[TowerTalk] 1-5/8 inch Andrew Hardline stored outside in New England for 5 years - still good?

GEO Badger w3ab at yahoo.com
Fri May 31 00:22:25 EDT 2013


I have been watching this discussion with a lot of interest. The interest being, what is the power loss at 30 MHz for a 100' run of 1/2" vs 1 5/8" hardline? Turns out it is ~82 W. 


This is for LDFX-50A

1 5/8" loss @ 30 MHz/100' = 0.109 dB

1/2" loss @ 30 MHz/100' = 0.375 dB
http://www.rfparts.com/coax/heliaxcoax.html?cat=469

That will not break any pile-up on any band. Period!

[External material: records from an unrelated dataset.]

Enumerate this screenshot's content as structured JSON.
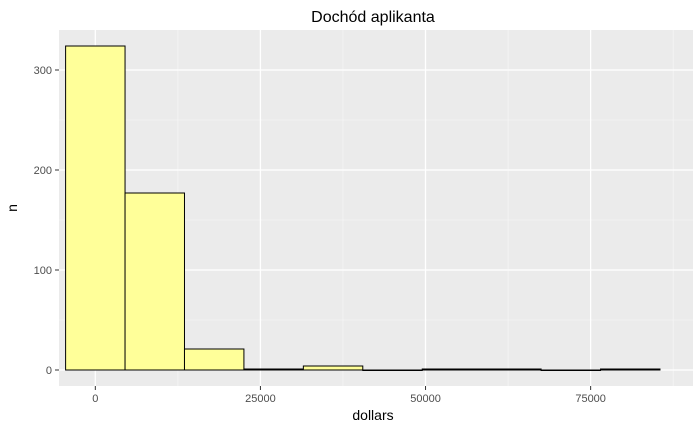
{
  "chart_data": {
    "type": "bar",
    "title": "Dochód aplikanta",
    "xlabel": "dollars",
    "ylabel": "n",
    "xlim": [
      -5500,
      90500
    ],
    "ylim": [
      -16,
      340
    ],
    "x_ticks": [
      0,
      25000,
      50000,
      75000
    ],
    "x_tick_labels": [
      "0",
      "25000",
      "50000",
      "75000"
    ],
    "y_ticks": [
      0,
      100,
      200,
      300
    ],
    "y_tick_labels": [
      "0",
      "100",
      "200",
      "300"
    ],
    "grid": true,
    "bin_width": 9000,
    "bins": [
      {
        "x_start": -4500,
        "x_end": 4500,
        "count": 324
      },
      {
        "x_start": 4500,
        "x_end": 13500,
        "count": 177
      },
      {
        "x_start": 13500,
        "x_end": 22500,
        "count": 21
      },
      {
        "x_start": 22500,
        "x_end": 31500,
        "count": 1
      },
      {
        "x_start": 31500,
        "x_end": 40500,
        "count": 4
      },
      {
        "x_start": 40500,
        "x_end": 49500,
        "count": 0
      },
      {
        "x_start": 49500,
        "x_end": 58500,
        "count": 1
      },
      {
        "x_start": 58500,
        "x_end": 67500,
        "count": 1
      },
      {
        "x_start": 67500,
        "x_end": 76500,
        "count": 0
      },
      {
        "x_start": 76500,
        "x_end": 85500,
        "count": 1
      }
    ],
    "colors": {
      "bar_fill": "#FFFF99",
      "bar_stroke": "#000000",
      "panel_bg": "#EBEBEB",
      "grid_major": "#FFFFFF",
      "grid_minor": "#F5F5F5",
      "tick_text": "#4D4D4D",
      "tick_mark": "#333333"
    }
  }
}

Everything from hereon in is based on a 100' run of coax. You can do the math for any run shorter or longer.

Now, what is the cost of shipping 100' of 1 5/8" coax from the east coast to CO? Ain't gonna be cheap. 

How much do the connectors cost? Ain't gonna be cheap. 

Need any adapters? Not cheap.

How manageable is the big stiff stuff? It's big, stiff and heavy. 

What about the 1/2" stuff. Easy. The ultraflex is even easier to manage.

Gotta put flexible jumpers twixt the run and rotated antenna as well as in the shack in both cases. 

1/2" hardline costs ~$3.00/ft vs ~$14.00/ft for the 1 5/8" stuff. 

Geez, unless you are running more than 6 kW @ 30 MHz (1/2" hardline) with a 
100% duty cycle, I can see no reason for the use of 1 5/8" hardline. The last time I checked the legal limit for us, USA hams, was 1.5 kW PEP.

Unless you NEED bragging rights. Then, by all means go for it.

IMHO, sell the 1 5/8" where it resides and buy new 1/2" at your new new QTH.

BTW, all my shack jumpers used to be LMR-400 but I got tired of the lack of flexibility so I went with to LMR-250UF.

Of course your mileage may, and will vary.

---
  Ciao baby, catch you on the flip side.
    GEO
http://www.w3ab.org

3 thoughts:

Recall that the gain from a lot of aluminum high in the sky works both ways. QRO works one way only.

If you are unable to hear them, you will NOT work them. 


I'd rather put 12 dB of gain @ 60' rather than get 12 dB of gain from the 220 VAC outlet.